Cyber-startup Karamba Security has created automotive-specific cyber-solutions by thinking differently. Rather than trying to shoehorn existing datacentre solutions into the automobile industry, co-founder David Barzilai says: “Our software takes advantage of the fact that the car controllers are not user-changeable, and it seamlessly hardens them according to factory settings and deterministically prevents any change to it.” With self-driving cars becoming a reality and internet-connected vehicles already well established, it’s no great surprise that Karamba has grown so quickly. 

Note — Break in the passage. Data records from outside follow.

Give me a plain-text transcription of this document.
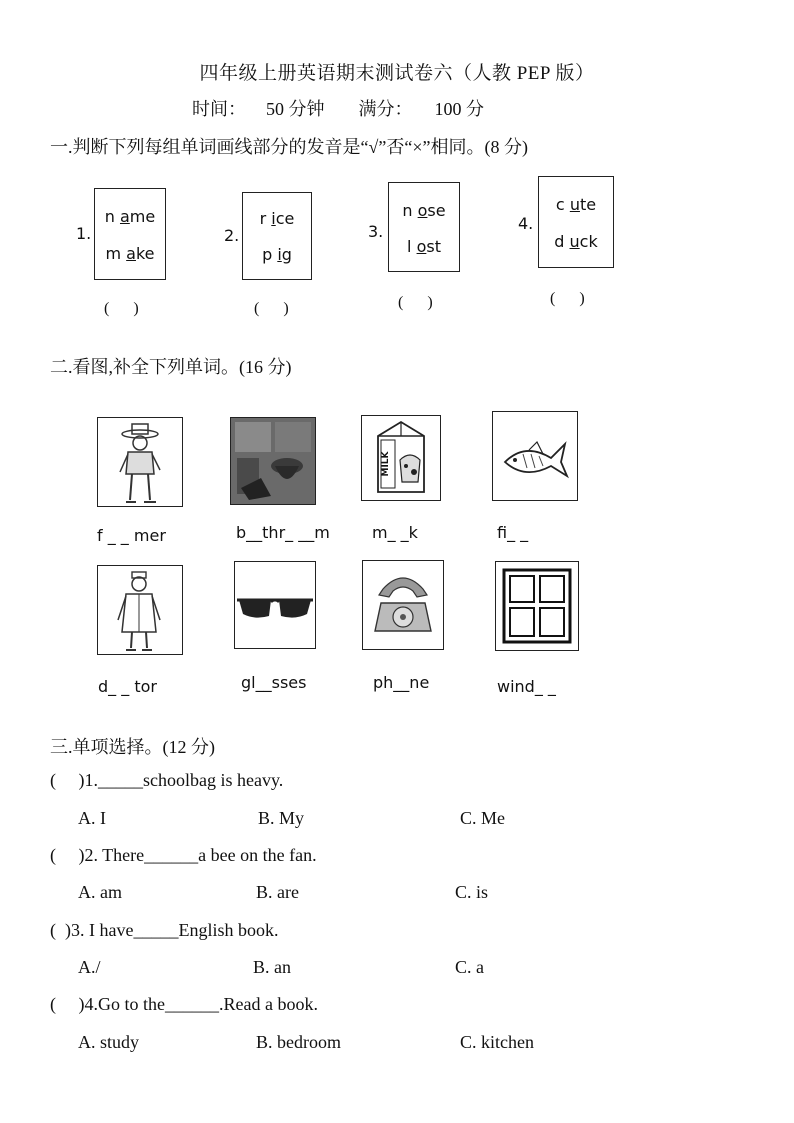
四年级上册英语期末测试卷六（人教 PEP 版）
时间： 50 分钟 满分： 100 分
一.判断下列每组单词画线部分的发音是“√”否“×”相同。(8 分)
1.
n ame
m ake
(      )
2.
r ice
p ig
(      )
3.
n ose
l ost
(      )
4.
c ute
d uck
(      )
二.看图,补全下列单词。(16 分)
MILK
f _ _ mer	b__thr_ __m	m_ _k	fi_ _
d_ _ tor	gl__sses	ph__ne	wind_ _
三.单项选择。(12 分)
(     )1._____schoolbag is heavy.
A. I	B. My	C. Me
(     )2. There______a bee on the fan.
A. am	B. are	C. is
(  )3. I have_____English book.
A./	B. an	C. a
(     )4.Go to the______.Read a book.
A. study	B. bedroom	C. kitchen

The heavy churn of conscripts into the intelligence units of the military is the real key to Israel’s cyber success. Israeli cybersecurity veteran and chief scientist at Imperva, Amichai Shulman, says: “Since military units are forced to work with inexperienced people, they choose and groom those who have entrepreneurial qualities. Hence we have many people at a young age, highly motivated, highly trained who feed the industry, which is likely to create innovation in the space.” 

The size of the country must also be considered. Unlike the United States, there is little scope to sell in the domestic market, if a company wants to flourish. So, at the earliest stages, Israeli cyber-startups are driven to conquer the world instead. Other than scale, about the only difference between Unit 8200 and the US National Security Agency (NSA), when it comes to the technical intelligence it produces, is that it doesn’t tend to leak like the NSA. 

Finally, it’s widely accepted that Israeli intelligence units were behind the Stuxnet campaign uncovered in 2010 and which caused massive damage to Iran’s then-emerging nuclear programme. This is an important factor to consider as members of Unit 8200 are constantly being “exposed to the most technologically advanced systems, and face the most serious cybersecurity challenges, both as defenders and attackers”, according to Ofer Schreiber, a partner in leading Israeli cyber-investment company YL Ventures. 

“These graduates usually combine a rare combination of offensive and defensive cybersecurity understanding, deep engineering skills and entrepreneurship,” Mr Schreiber concludes. “This is the main reason so many cutting-edge cybersecurity startups are founded in Israel every year.”